Yahoo is intentionally making its demand-sider platform (DSP) less sticky. The platform is recasting its DSP less as a place marketers go, and more as infrastructure their systems can plug into.

What we’re reading

Why ByteDance’s stock should rise after TikTok deal closes

ByteDance putting a close to the ongoing fight over TikTok in the U.S., could mean that the path is clear for the tech giant to finally go public, according to The Information.
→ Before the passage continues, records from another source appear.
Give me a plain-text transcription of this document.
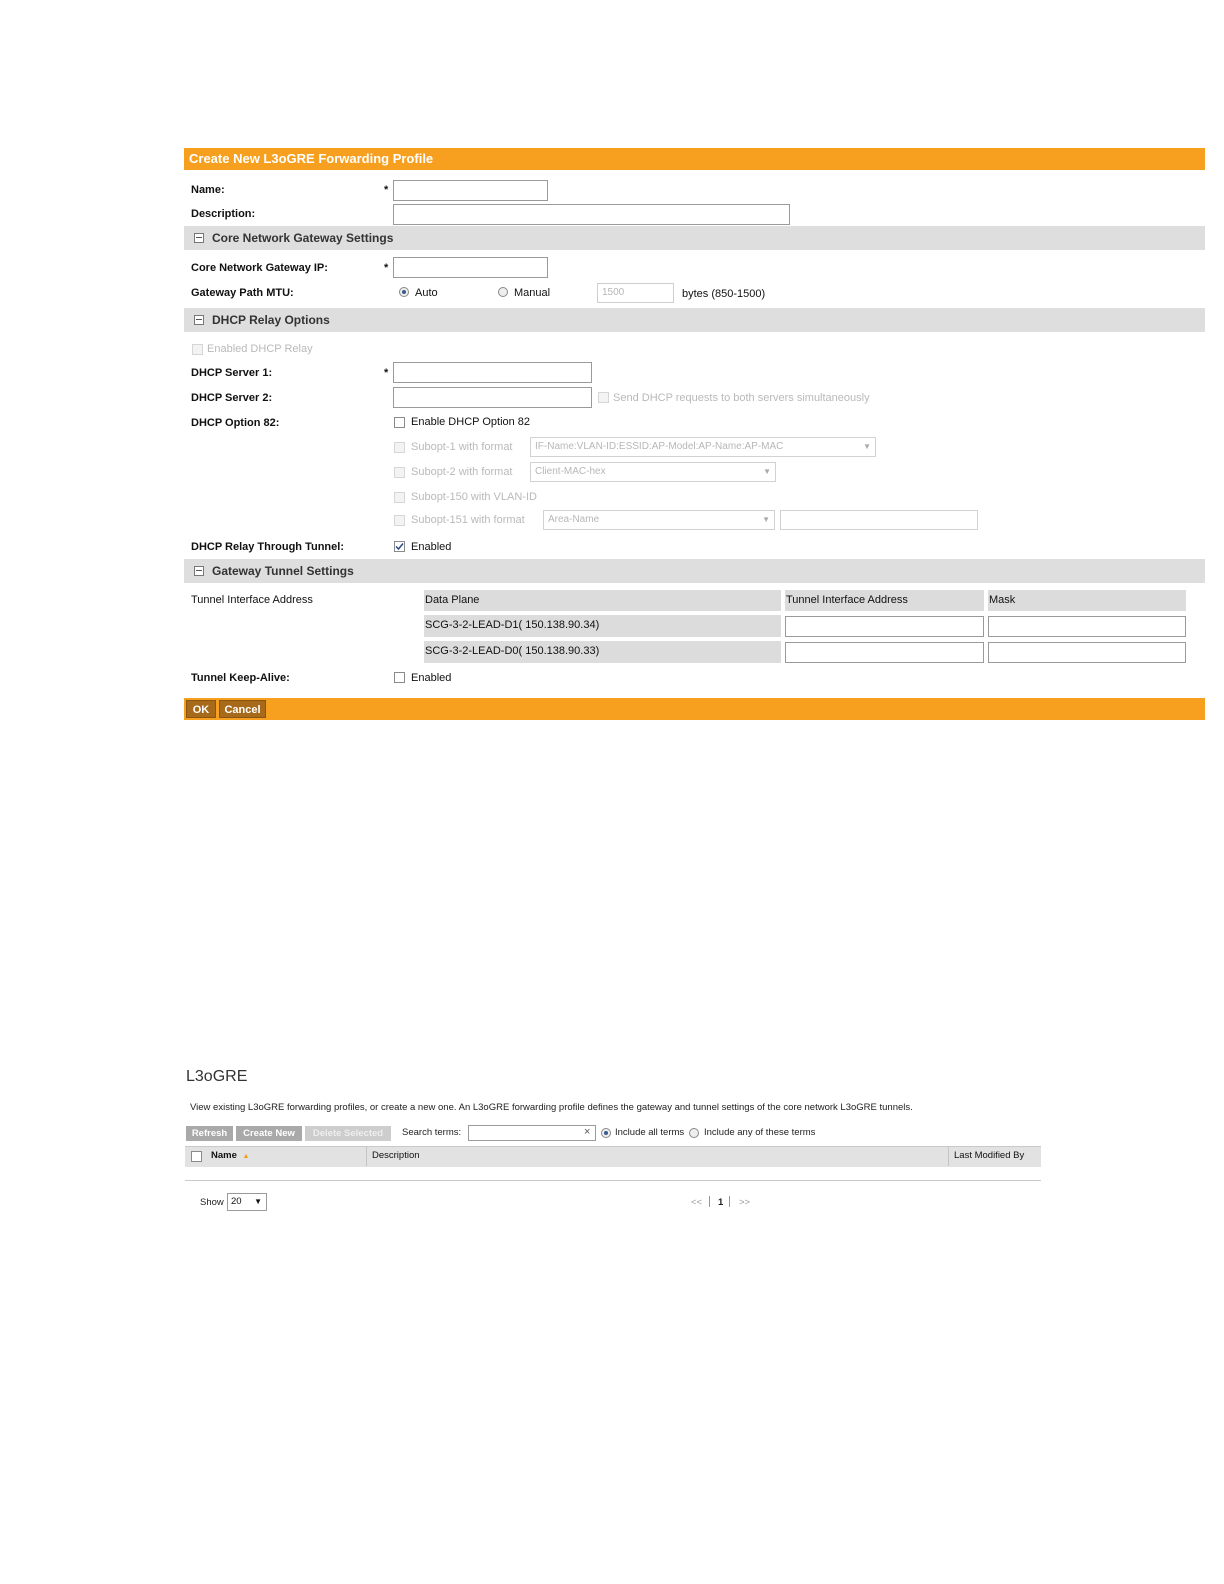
Create New L3oGRE Forwarding Profile
Name:	*
Description:
Core Network Gateway Settings
Core Network Gateway IP:	*
Gateway Path MTU:	Auto	Manual	1500	bytes (850-1500)
DHCP Relay Options
Enabled DHCP Relay
DHCP Server 1:	*
DHCP Server 2:	Send DHCP requests to both servers simultaneously
DHCP Option 82:	Enable DHCP Option 82
Subopt-1 with format	IF-Name:VLAN-ID:ESSID:AP-Model:AP-Name:AP-MAC	▼
Subopt-2 with format	Client-MAC-hex	▼
Subopt-150 with VLAN-ID
Subopt-151 with format	Area-Name	▼
DHCP Relay Through Tunnel:	Enabled
Gateway Tunnel Settings
Tunnel Interface Address	Data Plane	Tunnel Interface Address	Mask
SCG-3-2-LEAD-D1( 150.138.90.34)
SCG-3-2-LEAD-D0( 150.138.90.33)
Tunnel Keep-Alive:	Enabled
OK	Cancel
L3oGRE
View existing L3oGRE forwarding profiles, or create a new one. An L3oGRE forwarding profile defines the gateway and tunnel settings of the core network L3oGRE tunnels.
Refresh	Create New	Delete Selected	Search terms:	×	Include all terms Include any of these terms
Name ▲	Description	Last Modified By
Show 20 ▼	<< 1 >>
Dubai continues its creator-wooing efforts with a splashy Amazon partnership

Dubai is still on a mission to attract creators and the latest part of that strategy is a new Amazon partnership, called the Amazon Creators Foundry, according to TubeFilter

Elon Musk denies Grok generates illegal content

Despite the global outrage over Grok’s latest scandal, Elon Musk has still denied that Grok has created any illegal content, saying it’s users who are responsible, not the technology, according to Politico.

Big Tech spared strict rules in EU digital regulations overhaul, sources say

Google, Meta, Netflix, Microsoft and Amazon won’t face heavy regulations in Europe’s overhauled Digital Network’s Act and will only be subject to a voluntary framework rather than binding rules, according to Reuters.